Twenty-One Minutes

What a slow mile, two kids, and a pair of new shoes taught me about starting over


On September 18, I laced up my new shoes and went back to the track for the first time in over a decade.


I had forgotten how to run. Forgotten how to start, what to expect, what distances and times might be possible. The first time I began running was in 2012, and it feels like a lifetime ago. I don’t remember the training plans or the splits, but I remember the feelings. The first mile I ran straight through without stopping. The first time I broke ten minutes on a mile. The amazement of every milestone. I remember how invincible it made me feel.


So I decided to try again. I started to prepare. New shoes. Special workout gear. MapMyRun, a long-ago deleted app, re-downloaded to my phone. A playlist waiting to start in my ears. It felt like it should be this big to-do, with the way I prepared and the buildup in my head, but in the end it came down to one small decision: today is the day. Ready or not, I was going.


The kids and I headed to the track.


We did one mile. A 21:11 mile. I jogged in short spurts and walked the rest. My first jogging steps felt foreign, as though my legs had turned to wood. Stiff, awkward, almost unrecognizable. I got sweaty. I got blisters. But I did it.


At one point I thought: maybe I can’t do this. But then I reminded myself: you already did it once. You can do it again.
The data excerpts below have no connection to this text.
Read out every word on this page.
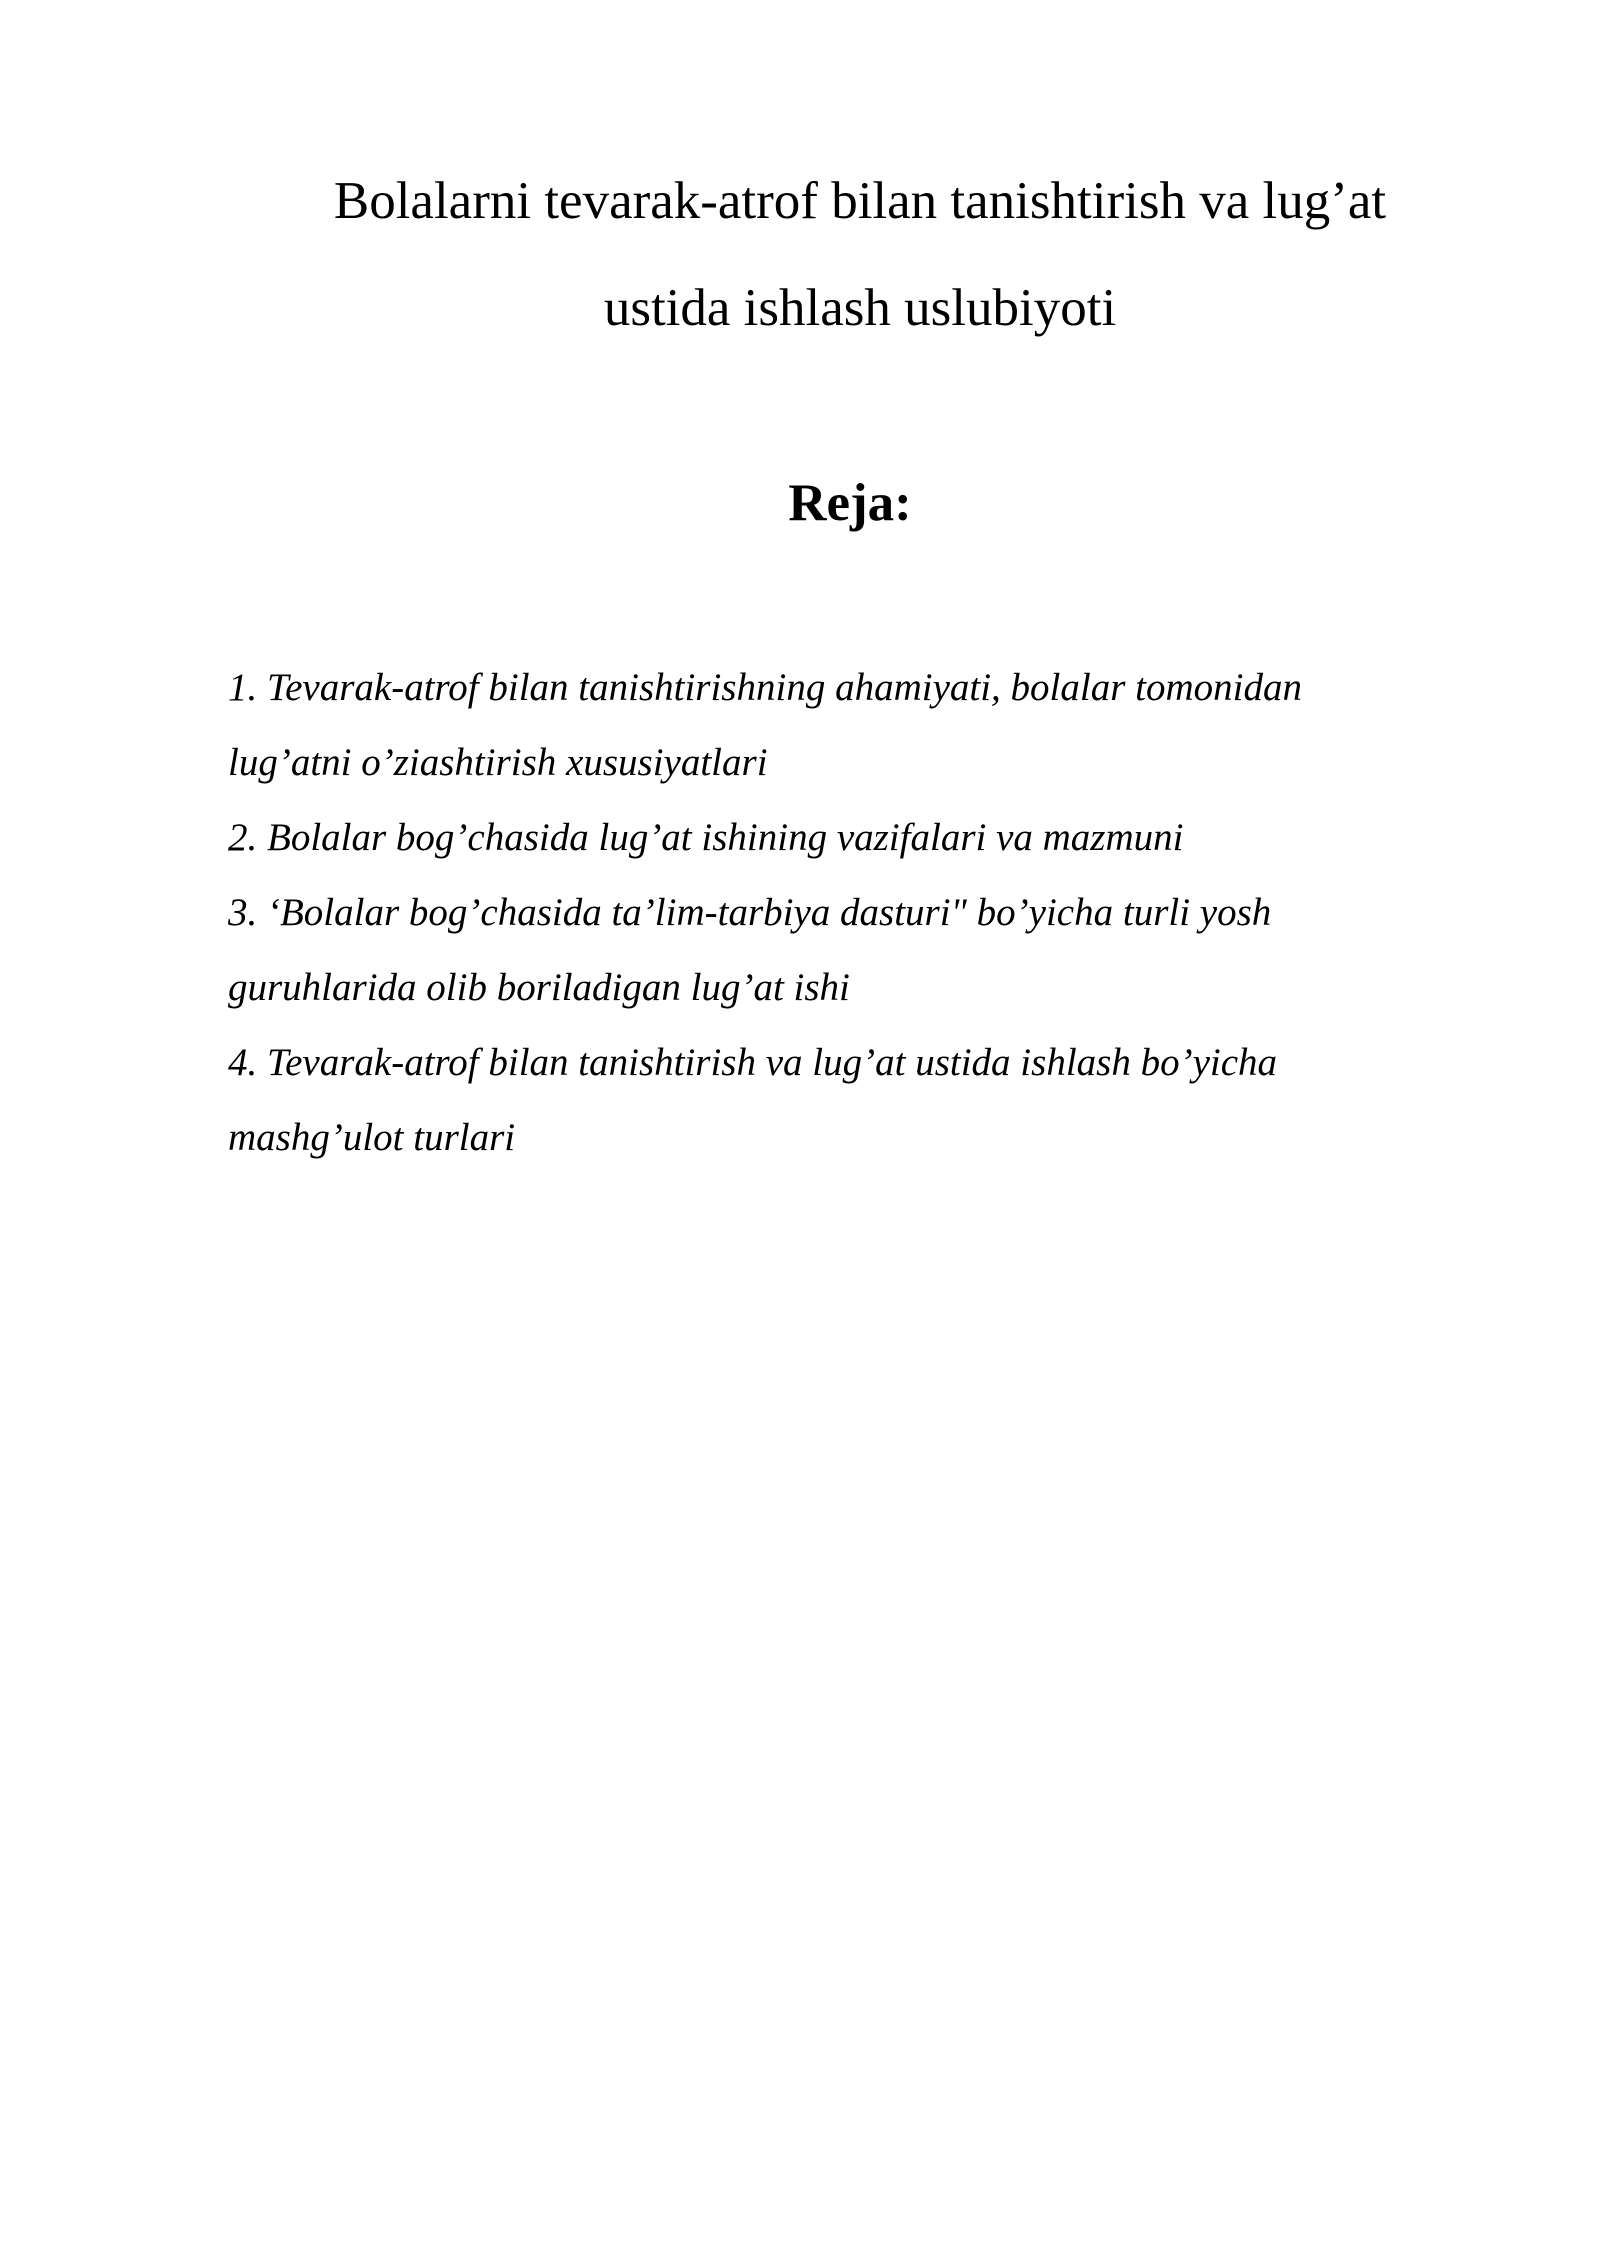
Bolalarni tevarak-atrof bilan tanishtirish va lug’at
ustida ishlash uslubiyoti
Reja:
1. Tevarak-atrof bilan tanishtirishning ahamiyati, bolalar tomonidan
lug’atni o’ziashtirish xususiyatlari
2. Bolalar bog’chasida lug’at ishining vazifalari va mazmuni
3. ‘Bolalar bog’chasida ta’lim-tarbiya dasturi" bo’yicha turli yosh
guruhlarida olib boriladigan lug’at ishi
4. Tevarak-atrof bilan tanishtirish va lug’at ustida ishlash bo’yicha
mashg’ulot turlari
The first time around, I was childless and in my twenties. Now I’m in my thirties, with two kids who run alongside me. My body has since carried and birthed them. It has stretched, shifted, survived. It isn’t the same body that once ran a half marathon. But maybe that doesn’t matter. Because running has always been more mental than physical.


Holden encouraged me the whole way, while Caleb sped ahead. That’s how it usually goes — Caleb out front, while Holden and I trudge through together. We stop to catch our breath. We slow to rest our legs. We push forward, even when it feels easier to quit. Every Thanksgiving, we participate in the Turkey Trot — it’s tradition — and after this run, the boys were already buzzing with excitement about this year’s race. Their energy carried me when my legs couldn’t.


When we finished, we all felt lighter. Stronger. Energized. Just a week earlier, Caleb had told me he didn’t want to do the Turkey Trot this year — a decision that broke my heart a little. But after our mile at the track, he was back in. All in. 


And so was I.


Even though my legs hurt. Even though it’s hard. Even though it would be easier to stay home, to let myself quit. I’m in again. 


For them. 

For myself. 

For the girl I used to be, and for the woman I’m still becoming. 


I am reclaiming a part of myself I thought I had forgotten many years ago.


I don’t know how I’ll keep myself motivated. I don’t know what pace I’ll ever reach again. But I know this: I showed up, even when it was hard. I did it once, and I can do it again. Because sometimes starting over — that very first mile — is the bravest mile of all.